When configuring HTTPS security policies, you can enable or disable Smart Bypass and Trust Certificate options.

• Smart Bypass: If enabled and the gateway is unable to decrypt SSL traffic on the first visit, on subsequent visits, the gateway will bypass decryption.

• Trust Certificate: If enabled, the Cloud Edge gateway automatically trusts server certificates that are not from a trusted certificate authority when connecting to secured websites.

Support for Predictive Machine Learning in Anti-Malware Security Policy

Starting with Cloud Edge 6.0 SP1, when configuring Anti-Malware security profiles, you can enable Predictive Machine Learning, which provides advanced scanning for web traffic.

• A new message type, Web Predictive Machine Learning, is provided to track detections by the Predictive Machine Learning scan.

  This message type is displayed in the Top Threat Detections widget in the Dashboard.

• A new user notification, Web Predictive Machine Learning, is provided to send to users when malware is detected by the Predictive Machine Learning scan.

• Two new reports are provided:

  • Top N User Detected by Web Predictive Machine Learning

  • Top N Group Detected by Web Predictive Machine Learning

• The new message type in the security log will be included as a statistic in the following reports:

  • Malware Spyware Detection Trend

  • Top N Users Detected by Malware

  • Top N Groups Detected by Malware

  • Top N Infected Malware File Detections

  • Infected Malware File Detections by Date

• The Predictive Machine Learning detection message type security log will be a statistic in the Malware Detection Web item for the summary report.

Enhancements to Account Security

The following enhancements have been made to account security:

• Account lock feature enhancement

  Currently, if a user tries to log in with the incorrect password three successive times within an hour, the user must enter Captcha code to ensure that a real person is attempting to log in.

  With the account lock feature enhancement, if a user tries to log in with the incorrect password ten successive times within four hours, the account will be locked for four hours.

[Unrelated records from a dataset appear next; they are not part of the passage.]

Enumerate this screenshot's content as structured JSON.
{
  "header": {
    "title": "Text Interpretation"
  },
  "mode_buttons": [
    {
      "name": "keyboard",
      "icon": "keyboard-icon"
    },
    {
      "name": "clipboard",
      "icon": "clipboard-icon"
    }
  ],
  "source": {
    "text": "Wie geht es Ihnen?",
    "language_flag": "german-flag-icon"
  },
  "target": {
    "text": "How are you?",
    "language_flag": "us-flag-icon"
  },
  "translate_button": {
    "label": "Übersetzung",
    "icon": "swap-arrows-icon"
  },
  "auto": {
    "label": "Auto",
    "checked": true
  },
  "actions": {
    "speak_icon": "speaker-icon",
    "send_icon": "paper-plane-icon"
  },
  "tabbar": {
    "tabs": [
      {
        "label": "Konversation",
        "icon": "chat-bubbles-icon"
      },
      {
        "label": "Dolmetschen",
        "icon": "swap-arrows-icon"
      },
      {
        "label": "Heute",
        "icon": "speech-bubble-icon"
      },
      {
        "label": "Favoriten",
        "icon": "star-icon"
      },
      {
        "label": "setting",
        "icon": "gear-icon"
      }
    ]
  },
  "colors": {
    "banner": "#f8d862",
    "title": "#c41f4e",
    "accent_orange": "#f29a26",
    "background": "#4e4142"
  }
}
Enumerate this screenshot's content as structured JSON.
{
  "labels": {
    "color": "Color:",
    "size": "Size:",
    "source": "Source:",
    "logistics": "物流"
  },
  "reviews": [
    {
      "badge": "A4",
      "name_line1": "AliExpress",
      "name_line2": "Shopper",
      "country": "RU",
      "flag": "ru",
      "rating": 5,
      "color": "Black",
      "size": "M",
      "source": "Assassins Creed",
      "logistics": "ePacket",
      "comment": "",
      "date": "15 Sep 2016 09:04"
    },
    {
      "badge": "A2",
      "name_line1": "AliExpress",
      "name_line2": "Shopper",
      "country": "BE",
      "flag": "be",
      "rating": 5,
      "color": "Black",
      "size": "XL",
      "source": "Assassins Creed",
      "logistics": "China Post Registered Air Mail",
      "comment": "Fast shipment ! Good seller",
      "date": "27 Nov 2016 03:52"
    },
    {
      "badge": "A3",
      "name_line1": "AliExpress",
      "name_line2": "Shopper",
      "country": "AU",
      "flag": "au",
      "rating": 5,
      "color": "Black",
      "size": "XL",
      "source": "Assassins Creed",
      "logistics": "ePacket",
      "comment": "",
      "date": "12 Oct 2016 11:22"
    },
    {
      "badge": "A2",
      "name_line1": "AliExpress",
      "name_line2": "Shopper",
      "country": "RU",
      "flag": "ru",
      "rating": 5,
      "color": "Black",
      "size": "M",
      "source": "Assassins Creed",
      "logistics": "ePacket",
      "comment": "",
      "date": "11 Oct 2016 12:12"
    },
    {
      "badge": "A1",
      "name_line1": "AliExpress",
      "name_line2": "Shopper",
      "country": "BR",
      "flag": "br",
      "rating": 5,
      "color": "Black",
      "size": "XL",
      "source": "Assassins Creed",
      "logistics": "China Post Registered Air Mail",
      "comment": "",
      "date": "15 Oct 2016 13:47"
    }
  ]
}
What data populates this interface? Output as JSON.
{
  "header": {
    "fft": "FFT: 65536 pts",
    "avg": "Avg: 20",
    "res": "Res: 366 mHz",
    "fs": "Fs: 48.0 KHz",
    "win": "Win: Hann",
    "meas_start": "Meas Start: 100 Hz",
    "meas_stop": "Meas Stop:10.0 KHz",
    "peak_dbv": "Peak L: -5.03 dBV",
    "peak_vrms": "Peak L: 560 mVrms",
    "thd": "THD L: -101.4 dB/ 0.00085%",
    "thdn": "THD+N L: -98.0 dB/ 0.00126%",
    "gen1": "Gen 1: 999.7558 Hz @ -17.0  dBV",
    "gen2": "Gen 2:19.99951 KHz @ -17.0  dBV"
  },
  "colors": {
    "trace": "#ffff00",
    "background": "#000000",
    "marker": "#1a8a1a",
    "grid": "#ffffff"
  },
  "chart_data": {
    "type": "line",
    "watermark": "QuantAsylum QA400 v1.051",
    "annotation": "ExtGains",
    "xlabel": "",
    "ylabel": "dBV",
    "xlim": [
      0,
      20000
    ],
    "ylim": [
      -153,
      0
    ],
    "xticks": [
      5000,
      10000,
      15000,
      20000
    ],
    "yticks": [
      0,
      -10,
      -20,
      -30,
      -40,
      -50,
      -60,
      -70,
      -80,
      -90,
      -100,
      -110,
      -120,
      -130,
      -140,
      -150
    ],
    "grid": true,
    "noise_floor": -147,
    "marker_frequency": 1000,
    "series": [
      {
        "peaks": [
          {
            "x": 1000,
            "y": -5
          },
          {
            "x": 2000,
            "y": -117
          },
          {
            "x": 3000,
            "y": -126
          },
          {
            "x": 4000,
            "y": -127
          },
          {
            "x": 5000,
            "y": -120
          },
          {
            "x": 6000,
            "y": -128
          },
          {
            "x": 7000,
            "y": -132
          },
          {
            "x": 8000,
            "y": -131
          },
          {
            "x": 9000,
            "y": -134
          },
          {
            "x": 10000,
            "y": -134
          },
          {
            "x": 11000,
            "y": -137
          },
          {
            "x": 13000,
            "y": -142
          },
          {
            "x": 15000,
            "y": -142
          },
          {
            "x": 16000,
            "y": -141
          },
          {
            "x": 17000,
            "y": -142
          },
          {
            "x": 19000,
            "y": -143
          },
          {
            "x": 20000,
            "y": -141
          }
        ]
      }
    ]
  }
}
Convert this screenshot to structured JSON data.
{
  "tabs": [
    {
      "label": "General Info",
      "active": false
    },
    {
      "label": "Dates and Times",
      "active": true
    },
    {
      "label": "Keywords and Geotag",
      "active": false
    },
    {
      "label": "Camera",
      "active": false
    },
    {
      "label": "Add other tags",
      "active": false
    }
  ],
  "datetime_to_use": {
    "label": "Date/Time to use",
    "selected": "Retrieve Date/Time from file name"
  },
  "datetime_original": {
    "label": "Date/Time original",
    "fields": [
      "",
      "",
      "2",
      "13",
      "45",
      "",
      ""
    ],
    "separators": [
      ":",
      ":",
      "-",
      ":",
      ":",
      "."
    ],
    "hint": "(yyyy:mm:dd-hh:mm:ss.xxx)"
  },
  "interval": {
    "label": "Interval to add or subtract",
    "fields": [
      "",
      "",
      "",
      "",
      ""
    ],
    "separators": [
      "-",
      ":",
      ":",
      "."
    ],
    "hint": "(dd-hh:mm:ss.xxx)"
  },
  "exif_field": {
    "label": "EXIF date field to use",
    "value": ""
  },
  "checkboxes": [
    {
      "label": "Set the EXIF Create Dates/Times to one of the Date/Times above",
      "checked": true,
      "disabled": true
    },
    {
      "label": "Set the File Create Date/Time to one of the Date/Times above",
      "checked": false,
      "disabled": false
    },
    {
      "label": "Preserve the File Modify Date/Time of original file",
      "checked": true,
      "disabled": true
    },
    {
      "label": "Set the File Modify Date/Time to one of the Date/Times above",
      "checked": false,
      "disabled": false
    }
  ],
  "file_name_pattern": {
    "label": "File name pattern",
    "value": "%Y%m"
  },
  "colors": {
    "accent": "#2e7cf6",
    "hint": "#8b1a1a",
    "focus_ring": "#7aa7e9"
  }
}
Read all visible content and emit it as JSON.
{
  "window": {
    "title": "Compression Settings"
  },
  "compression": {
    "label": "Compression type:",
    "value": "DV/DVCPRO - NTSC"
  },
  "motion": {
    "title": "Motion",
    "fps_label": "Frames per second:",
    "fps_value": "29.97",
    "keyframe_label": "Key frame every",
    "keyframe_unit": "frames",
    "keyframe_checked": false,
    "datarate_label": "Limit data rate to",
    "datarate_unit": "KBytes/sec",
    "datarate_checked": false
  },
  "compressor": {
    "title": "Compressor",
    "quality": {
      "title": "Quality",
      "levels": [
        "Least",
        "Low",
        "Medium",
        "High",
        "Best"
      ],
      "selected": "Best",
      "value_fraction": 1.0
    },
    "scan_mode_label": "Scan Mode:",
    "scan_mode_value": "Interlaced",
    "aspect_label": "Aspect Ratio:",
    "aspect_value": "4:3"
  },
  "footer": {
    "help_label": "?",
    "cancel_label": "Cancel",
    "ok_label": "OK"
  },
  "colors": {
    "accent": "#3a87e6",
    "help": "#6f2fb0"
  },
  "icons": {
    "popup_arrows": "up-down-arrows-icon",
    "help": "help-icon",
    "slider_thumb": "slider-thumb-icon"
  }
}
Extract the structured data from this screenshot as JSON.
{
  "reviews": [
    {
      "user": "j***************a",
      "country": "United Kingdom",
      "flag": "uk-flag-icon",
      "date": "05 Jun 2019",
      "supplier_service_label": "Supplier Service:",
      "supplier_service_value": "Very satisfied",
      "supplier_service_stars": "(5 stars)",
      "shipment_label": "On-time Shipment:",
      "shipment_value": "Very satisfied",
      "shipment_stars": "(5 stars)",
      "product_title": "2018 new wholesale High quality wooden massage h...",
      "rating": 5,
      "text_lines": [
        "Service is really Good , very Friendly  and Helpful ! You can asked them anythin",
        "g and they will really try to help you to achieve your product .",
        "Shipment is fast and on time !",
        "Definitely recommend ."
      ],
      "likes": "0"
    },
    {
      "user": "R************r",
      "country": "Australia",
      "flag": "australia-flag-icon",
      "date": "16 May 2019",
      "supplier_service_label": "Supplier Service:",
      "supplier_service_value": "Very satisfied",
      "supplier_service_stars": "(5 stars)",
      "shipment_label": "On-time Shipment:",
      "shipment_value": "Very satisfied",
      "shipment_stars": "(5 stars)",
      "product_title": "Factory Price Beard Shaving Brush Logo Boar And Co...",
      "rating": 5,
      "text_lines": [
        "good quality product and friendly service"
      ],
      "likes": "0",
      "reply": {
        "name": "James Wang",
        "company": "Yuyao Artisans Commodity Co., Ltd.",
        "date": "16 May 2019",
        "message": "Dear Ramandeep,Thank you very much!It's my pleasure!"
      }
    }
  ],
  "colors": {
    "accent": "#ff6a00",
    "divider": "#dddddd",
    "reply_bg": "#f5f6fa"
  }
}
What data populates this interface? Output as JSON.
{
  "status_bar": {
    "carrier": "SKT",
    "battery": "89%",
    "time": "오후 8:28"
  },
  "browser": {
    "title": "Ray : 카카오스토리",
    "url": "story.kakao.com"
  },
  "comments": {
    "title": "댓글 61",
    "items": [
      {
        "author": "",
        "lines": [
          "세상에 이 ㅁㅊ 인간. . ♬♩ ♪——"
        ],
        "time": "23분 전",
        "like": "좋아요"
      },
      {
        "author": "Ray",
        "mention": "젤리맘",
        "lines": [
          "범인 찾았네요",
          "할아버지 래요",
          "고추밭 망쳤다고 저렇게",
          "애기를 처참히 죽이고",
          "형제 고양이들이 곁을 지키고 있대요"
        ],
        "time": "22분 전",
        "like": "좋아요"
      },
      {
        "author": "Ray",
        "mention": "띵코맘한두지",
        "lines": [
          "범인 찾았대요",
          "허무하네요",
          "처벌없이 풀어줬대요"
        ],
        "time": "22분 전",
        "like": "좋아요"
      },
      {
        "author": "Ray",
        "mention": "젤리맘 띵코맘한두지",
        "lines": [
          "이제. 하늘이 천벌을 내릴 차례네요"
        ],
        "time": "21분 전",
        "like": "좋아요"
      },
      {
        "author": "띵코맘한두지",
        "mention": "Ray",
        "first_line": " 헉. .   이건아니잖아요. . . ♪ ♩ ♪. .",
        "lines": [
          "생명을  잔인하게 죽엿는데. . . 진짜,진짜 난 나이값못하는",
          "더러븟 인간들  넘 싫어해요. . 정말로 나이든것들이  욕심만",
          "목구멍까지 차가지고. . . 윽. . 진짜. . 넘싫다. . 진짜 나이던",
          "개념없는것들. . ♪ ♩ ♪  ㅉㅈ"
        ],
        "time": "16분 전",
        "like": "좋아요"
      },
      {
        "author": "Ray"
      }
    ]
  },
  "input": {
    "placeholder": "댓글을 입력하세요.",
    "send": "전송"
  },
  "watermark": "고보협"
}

If the count of failed log-in attempts does not reach ten after four hours from the first failed attempt, the count will be reset to zero. Also, the count will be reset to zero with a successful log in.

• Enhanced password change security

  Under the Accounts Management screen, you cannot edit the account of the logged in user. You must go to the Change User Profile screen to edit the logged in user's profile. In this screen, you must supply the current password before you can change the password.

• Enhanced password policy

  The password must be at least 8 characters and must contain at least one uppercase letter, one lowercase letter, and one number, and can optionally contain special characters.

Support for Gateway HA Groups

You can configure two registered gateways as an HA Group to provide high availability access. If one gateway is down, then the other gateway will take over and ensure that the network traffic is not down. An HA Group can increase network traffic efficiency in addition to providing redundancy when a fatal error is encountered.

High Availability Status Widget

Adds the new widget High Availability Status to monitor status of HA Groups.